La prima fase è passata senza o quasi prevenzione complessiva, ci sono delle precise responsabilità che lasceranno tracce profonde nei rapporti sociali del territorio e sulle quali torneremo.

Si apre dopo l’ultimo decreto restrittivo – continua Comi – una seconda fase che non deve essere gestita come la prima, richiediamo per l’ennesima volta l’attivazione di tavoli nei quali il lavoro sia presente e possa proporre misure di intervento che garantiscano la sicurezza dei lavoratori e conseguentemente dell’intera cittadinanza.
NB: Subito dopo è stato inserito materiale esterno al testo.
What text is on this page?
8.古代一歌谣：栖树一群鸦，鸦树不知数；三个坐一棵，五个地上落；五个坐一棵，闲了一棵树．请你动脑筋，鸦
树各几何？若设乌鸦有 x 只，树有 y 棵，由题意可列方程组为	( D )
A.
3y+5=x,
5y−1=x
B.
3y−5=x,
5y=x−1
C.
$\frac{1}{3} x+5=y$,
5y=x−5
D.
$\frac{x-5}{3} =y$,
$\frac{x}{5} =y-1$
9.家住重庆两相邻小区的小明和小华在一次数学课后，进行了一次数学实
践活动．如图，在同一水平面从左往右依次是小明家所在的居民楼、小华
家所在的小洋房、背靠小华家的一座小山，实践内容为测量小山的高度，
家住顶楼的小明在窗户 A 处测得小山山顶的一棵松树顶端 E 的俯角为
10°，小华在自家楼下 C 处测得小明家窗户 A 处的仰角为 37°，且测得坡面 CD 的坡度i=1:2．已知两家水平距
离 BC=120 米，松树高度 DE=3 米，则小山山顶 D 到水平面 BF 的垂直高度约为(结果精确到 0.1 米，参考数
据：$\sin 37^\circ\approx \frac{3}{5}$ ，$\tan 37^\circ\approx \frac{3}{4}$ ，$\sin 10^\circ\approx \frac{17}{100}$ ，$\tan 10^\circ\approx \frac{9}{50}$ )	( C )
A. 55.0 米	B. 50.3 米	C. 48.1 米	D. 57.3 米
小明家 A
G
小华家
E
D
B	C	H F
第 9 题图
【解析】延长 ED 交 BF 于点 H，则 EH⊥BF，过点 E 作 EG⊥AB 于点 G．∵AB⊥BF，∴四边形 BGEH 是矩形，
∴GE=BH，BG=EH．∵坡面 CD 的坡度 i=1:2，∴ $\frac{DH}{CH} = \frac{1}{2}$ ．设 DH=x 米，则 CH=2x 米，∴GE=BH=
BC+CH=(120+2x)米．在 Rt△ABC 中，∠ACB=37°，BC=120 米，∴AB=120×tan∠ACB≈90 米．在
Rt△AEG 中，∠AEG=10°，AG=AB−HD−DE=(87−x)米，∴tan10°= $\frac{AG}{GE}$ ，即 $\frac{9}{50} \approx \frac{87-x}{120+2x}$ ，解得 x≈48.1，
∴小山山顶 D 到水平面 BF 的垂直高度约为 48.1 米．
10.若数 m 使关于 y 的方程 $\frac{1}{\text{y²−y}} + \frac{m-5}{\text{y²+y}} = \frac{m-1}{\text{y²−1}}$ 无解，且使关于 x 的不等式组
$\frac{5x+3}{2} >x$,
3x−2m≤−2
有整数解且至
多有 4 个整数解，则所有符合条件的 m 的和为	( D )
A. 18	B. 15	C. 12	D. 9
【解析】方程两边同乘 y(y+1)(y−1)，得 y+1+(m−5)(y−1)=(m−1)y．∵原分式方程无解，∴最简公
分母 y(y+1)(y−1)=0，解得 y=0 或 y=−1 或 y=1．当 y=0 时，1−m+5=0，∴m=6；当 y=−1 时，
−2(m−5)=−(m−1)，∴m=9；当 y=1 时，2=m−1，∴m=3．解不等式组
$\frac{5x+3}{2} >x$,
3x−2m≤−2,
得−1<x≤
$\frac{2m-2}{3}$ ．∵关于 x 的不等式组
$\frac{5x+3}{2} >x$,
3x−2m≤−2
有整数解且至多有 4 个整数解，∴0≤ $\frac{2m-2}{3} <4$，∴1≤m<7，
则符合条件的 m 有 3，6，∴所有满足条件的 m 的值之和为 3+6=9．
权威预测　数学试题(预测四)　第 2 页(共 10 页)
Per il porto di Ravenna, è oggi assolutamente prioritario decidere quali attività far proseguire, sbarco imbarco navi, alla luce oggettiva della mancanza di dispositivi di sicurezza che non garantiscono la salute dei lavoratori, questo a prescindere dal Covid-19, ma in ottemperanza delle prescrizioni in essere nel porto da molti anni.

Pensiamo che la linea debba essere quella contenuta nelle prescrizioni delle filiere indispensabili, quella agroalimentare, quella farmaceutica e strettamente connesse.

Il sindacato e i lavoratori si sono sempre assunti delle responsabilità, anche di carattere generale, e continueranno a farlo ,ma la tutela della salute prescinde da qualsiasi interesse di natura economica, e su questo saremo intransigenti” conclude il Segretario Generale Filt Cgil.